Vernacular - Etymology

Etymology

The term is not a recent one. In 1688 James Howell wrote:

Concerning Italy, doubtless there were divers before the Latin did spread all over that Country; the Calabrian, and Apulian spoke Greek, whereof some Relicks are to be found to this day; but it was an adventitious, no Mother-Language to them: 'tis confess'd that Latium it self, and all the Territories about Rome, had the Latin for its maternal and common first vernacular Tongue; but Tuscany and Liguria had others quite discrepant, viz. the Hetruscane and Mesapian, whereof though there be some Records yet extant; yet there are none alive that can understand them: The Oscan, the Sabin and Tusculan, are thought to be but Dialects to these.
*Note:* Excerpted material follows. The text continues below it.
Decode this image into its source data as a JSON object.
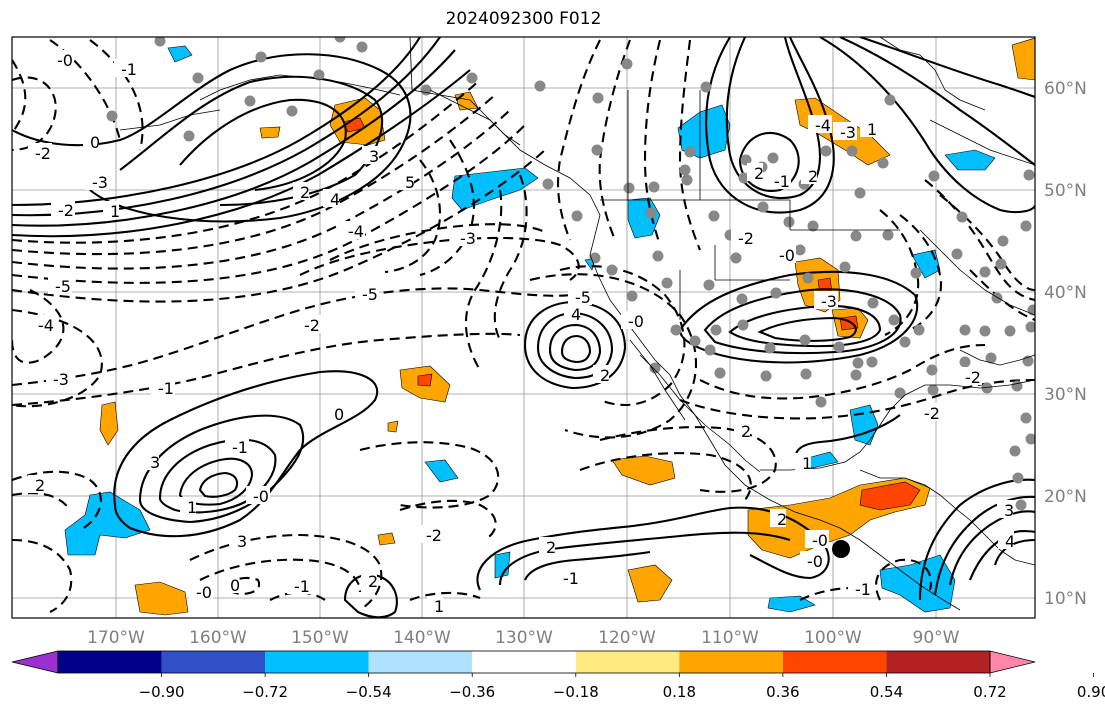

Here vernacular, mother language and dialect are already in use in a modern sense. According to Merriam-Webster's, "vernacular" was brought into the English language as early as 1601 from Latin vernaculus, "native", which had been in figurative use in Classical Latin as "national" and "domestic", having originally been derived from vernus and verna, a male or female slave respectively born in the house rather than abroad. The figurative meaning was broadened from the diminutive extended words vernaculus, vernacula. Varro, the classical Latin grammarian, used the term vocabula vernacula, "termes de la langue nationale" or "vocabulary of the national language" as opposed to foreign words.

In some disciplines, such as Linguistic Anthropology, the term "vernacular" is falling out of usage and has come to be identified as an offensive term. "Dialect" or "dialect variation" is more appropriate in context, as the word "vernacular" comes from the Latin "vernaculus" (domestic, native) which in turn comes from the Etruscan "verna" (home-born slave, native).